Commentary and analysis
Pacific democracy: dilemmas of intervention, Jon Fraenkel, Open Democracy, 28 November 2006
“Australian and New Zealand troops descended on riot-torn Tonga on 18 November 2006, after demonstrators burned down most of the business district in the capital, Nuku’alofa. The deployment represents the latest stepping up in Antipodean intervention along the southwest Pacific “arc of instability”. The regional formula implanted in many minds in recent years – local riots, security breakdowns, government crises, coup fears – appears to lend itself naturally to a call for such intervention as the most appropriate solvent for the Pacific Islands’ internal political tensions. But is it?”

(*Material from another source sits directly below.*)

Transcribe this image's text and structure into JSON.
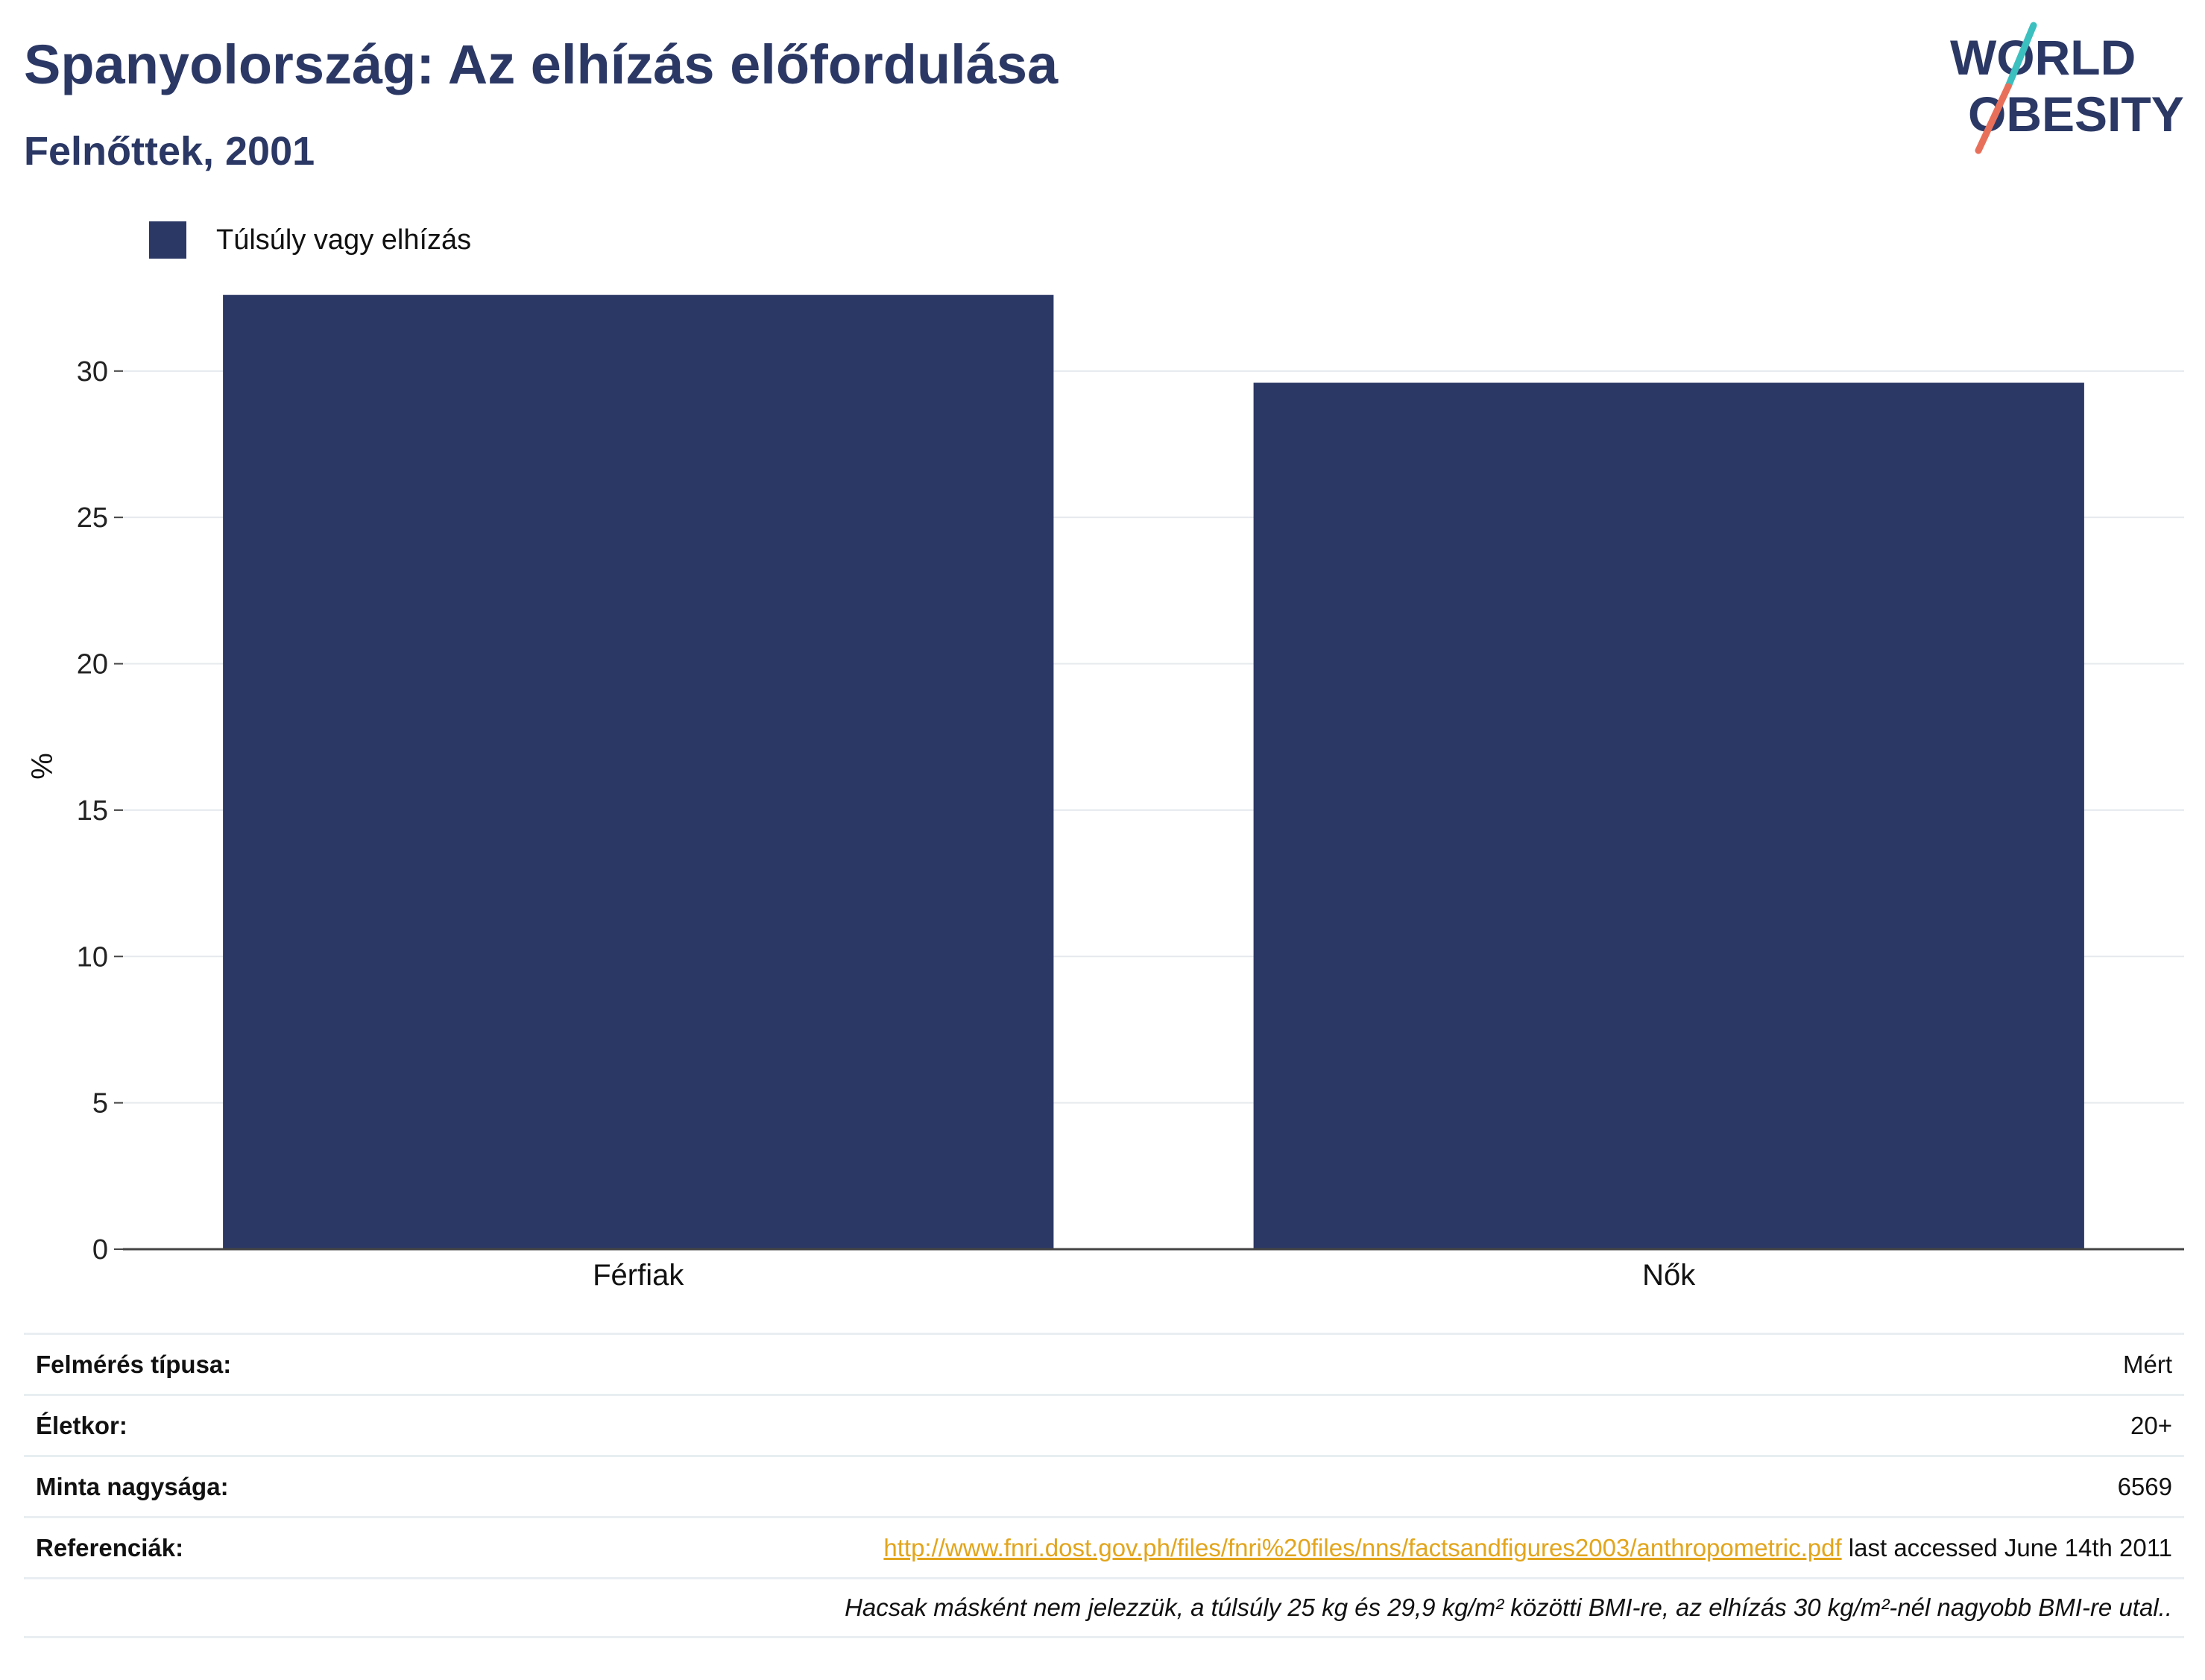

Howard’s doctrine, Shahar Hameiri, On line opinion, 28 November 2006
“The dispatching of Australian troops and Federal Police officers to the Kingdom of Tonga demonstrates just how much Australian foreign policy in the Pacific has changed in recent years. Australian Prime Minister John Howard called the Tonga mission an “act of brotherly generosity”, but in the not-so-distant past Australia had been very reluctant to commit its security forces to tackle the domestic security problems of its Pacific neighbours…..

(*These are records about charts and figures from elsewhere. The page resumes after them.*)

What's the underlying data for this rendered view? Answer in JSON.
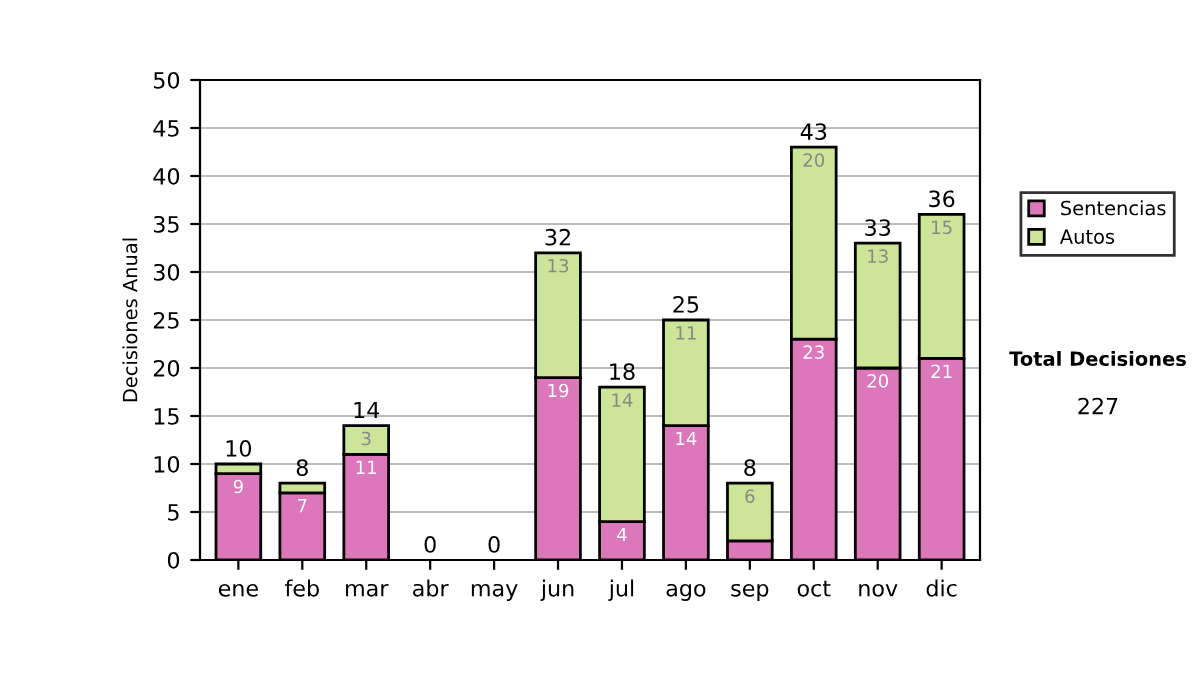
{
  "chart_data": {
    "type": "bar",
    "stacked": true,
    "ylabel": "Decisiones Anual",
    "categories": [
      "ene",
      "feb",
      "mar",
      "abr",
      "may",
      "jun",
      "jul",
      "ago",
      "sep",
      "oct",
      "nov",
      "dic"
    ],
    "series": [
      {
        "name": "Sentencias",
        "color": "#dd77bb",
        "values": [
          9,
          7,
          11,
          0,
          0,
          19,
          4,
          14,
          2,
          23,
          20,
          21
        ],
        "value_labels": [
          "9",
          "7",
          "11",
          null,
          null,
          "19",
          "4",
          "14",
          null,
          "23",
          "20",
          "21"
        ]
      },
      {
        "name": "Autos",
        "color": "#cce599",
        "values": [
          1,
          1,
          3,
          0,
          0,
          13,
          14,
          11,
          6,
          20,
          13,
          15
        ],
        "value_labels": [
          null,
          null,
          "3",
          null,
          null,
          "13",
          "14",
          "11",
          "6",
          "20",
          "13",
          "15"
        ]
      }
    ],
    "totals": [
      "10",
      "8",
      "14",
      "0",
      "0",
      "32",
      "18",
      "25",
      "8",
      "43",
      "33",
      "36"
    ],
    "ylim": [
      0,
      50
    ],
    "yticks": [
      0,
      5,
      10,
      15,
      20,
      25,
      30,
      35,
      40,
      45,
      50
    ],
    "grid": "y",
    "legend": "right",
    "annotations": [
      "Total Decisiones",
      "227"
    ]
  }
}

“…..What the pro-democracy riots in Tonga represent, more than anything else, is the dissatisfaction of many Tongans with the market-friendly policies pursued by the late monarch Taufa’ahau Tupou IV, which have led to even greater concentration of wealth. The Tongan Government’s reputation has also suffered in recent years as a result of a series of shady and unsuccessful investments and an unpopular clamp-down on media freedom in 2003. Combine this with a relatively well-educated population and the picture is not so much that of lawlessness but of political discontent. As with the April riots in Honiara, we once again see disaffection turn into racism, with Chinese shop-owners targeted by rioters.

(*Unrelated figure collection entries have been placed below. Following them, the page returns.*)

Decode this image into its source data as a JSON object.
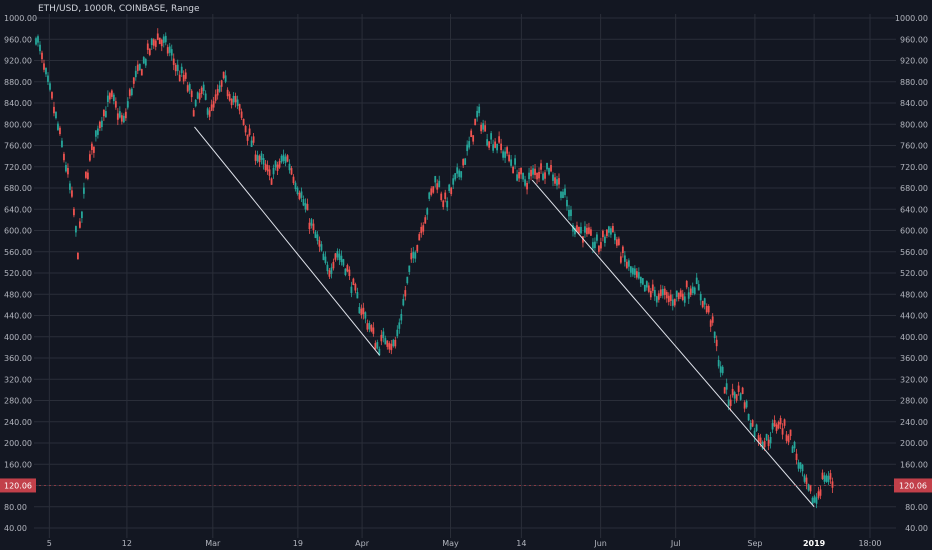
{
  "symbol": {
    "label": "ETH/USD, 1000R, COINBASE, Range"
  },
  "colors": {
    "background": "#131722",
    "grid": "#2a2e39",
    "axis_text": "#b2b5be",
    "axis_text_bold": "#ffffff",
    "up": "#26a69a",
    "down": "#ef5350",
    "trendline": "#e0e3eb",
    "price_badge": "#c2404a",
    "price_badge_text": "#ffffff"
  },
  "chart_data": {
    "type": "candlestick",
    "title": "ETH/USD, 1000R, COINBASE, Range",
    "y_axis": {
      "ylim": [
        40,
        1000
      ],
      "ticks": [
        "1000.00",
        "960.00",
        "920.00",
        "880.00",
        "840.00",
        "800.00",
        "760.00",
        "720.00",
        "680.00",
        "640.00",
        "600.00",
        "560.00",
        "520.00",
        "480.00",
        "440.00",
        "400.00",
        "360.00",
        "320.00",
        "280.00",
        "240.00",
        "200.00",
        "160.00",
        "120.00",
        "80.00",
        "40.00"
      ],
      "sides": [
        "left",
        "right"
      ]
    },
    "x_axis": {
      "ticks": [
        {
          "label": "5",
          "pos": 0.016,
          "bold": false
        },
        {
          "label": "12",
          "pos": 0.109,
          "bold": false
        },
        {
          "label": "Mar",
          "pos": 0.212,
          "bold": false
        },
        {
          "label": "19",
          "pos": 0.314,
          "bold": false
        },
        {
          "label": "Apr",
          "pos": 0.391,
          "bold": false
        },
        {
          "label": "May",
          "pos": 0.497,
          "bold": false
        },
        {
          "label": "14",
          "pos": 0.582,
          "bold": false
        },
        {
          "label": "Jun",
          "pos": 0.677,
          "bold": false
        },
        {
          "label": "Jul",
          "pos": 0.767,
          "bold": false
        },
        {
          "label": "Sep",
          "pos": 0.862,
          "bold": false
        },
        {
          "label": "2019",
          "pos": 0.933,
          "bold": true
        },
        {
          "label": "18:00",
          "pos": 1.0,
          "bold": false
        }
      ]
    },
    "last_price": {
      "value": 120.06,
      "label": "120.06"
    },
    "price_path": [
      [
        0.0,
        970
      ],
      [
        0.01,
        900
      ],
      [
        0.02,
        840
      ],
      [
        0.035,
        730
      ],
      [
        0.045,
        640
      ],
      [
        0.05,
        560
      ],
      [
        0.06,
        700
      ],
      [
        0.075,
        800
      ],
      [
        0.09,
        850
      ],
      [
        0.105,
        800
      ],
      [
        0.115,
        870
      ],
      [
        0.13,
        920
      ],
      [
        0.145,
        965
      ],
      [
        0.16,
        940
      ],
      [
        0.17,
        900
      ],
      [
        0.18,
        880
      ],
      [
        0.19,
        830
      ],
      [
        0.2,
        860
      ],
      [
        0.21,
        820
      ],
      [
        0.225,
        880
      ],
      [
        0.24,
        840
      ],
      [
        0.26,
        760
      ],
      [
        0.28,
        700
      ],
      [
        0.3,
        740
      ],
      [
        0.315,
        680
      ],
      [
        0.33,
        610
      ],
      [
        0.34,
        570
      ],
      [
        0.35,
        520
      ],
      [
        0.36,
        560
      ],
      [
        0.37,
        540
      ],
      [
        0.385,
        470
      ],
      [
        0.4,
        420
      ],
      [
        0.41,
        380
      ],
      [
        0.42,
        400
      ],
      [
        0.43,
        380
      ],
      [
        0.44,
        460
      ],
      [
        0.45,
        540
      ],
      [
        0.465,
        620
      ],
      [
        0.48,
        700
      ],
      [
        0.49,
        650
      ],
      [
        0.505,
        700
      ],
      [
        0.52,
        760
      ],
      [
        0.53,
        820
      ],
      [
        0.54,
        780
      ],
      [
        0.555,
        760
      ],
      [
        0.57,
        730
      ],
      [
        0.585,
        690
      ],
      [
        0.6,
        710
      ],
      [
        0.615,
        720
      ],
      [
        0.63,
        680
      ],
      [
        0.645,
        610
      ],
      [
        0.66,
        590
      ],
      [
        0.675,
        570
      ],
      [
        0.69,
        610
      ],
      [
        0.7,
        560
      ],
      [
        0.715,
        520
      ],
      [
        0.73,
        490
      ],
      [
        0.745,
        480
      ],
      [
        0.76,
        470
      ],
      [
        0.775,
        480
      ],
      [
        0.79,
        500
      ],
      [
        0.8,
        470
      ],
      [
        0.81,
        430
      ],
      [
        0.82,
        350
      ],
      [
        0.83,
        280
      ],
      [
        0.845,
        300
      ],
      [
        0.86,
        230
      ],
      [
        0.875,
        200
      ],
      [
        0.89,
        240
      ],
      [
        0.905,
        210
      ],
      [
        0.915,
        160
      ],
      [
        0.925,
        110
      ],
      [
        0.935,
        90
      ],
      [
        0.945,
        140
      ],
      [
        0.955,
        125
      ]
    ],
    "trendlines": [
      {
        "start": [
          0.19,
          795
        ],
        "end": [
          0.412,
          365
        ]
      },
      {
        "start": [
          0.595,
          695
        ],
        "end": [
          0.933,
          80
        ]
      }
    ]
  }
}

“The Australian Government, through its aid program, has attempted to shore up the very same market-friendly reforms that partly led to the recent riots. Furthermore, it is clear that there is no substitute for the current undemocratic power structure if economic reforms are to be further embedded, considering the country’s very uneven wealth distribution. Ironically, then, one arm of government was sent to contain a conflict that emerged in part due to policies promoted by another arm of government. Of course, Australian aid is only a fraction of the sum-total received by Tonga each year, but the emphasis on state building for market-led development is common to all major donors. For as long as the fundamentals of the government’s development dogma remain unquestioned, Australian troops and police officers will continue to be deployed to Pacific states to put out spot-fires, without truly addressing the root of the problem.”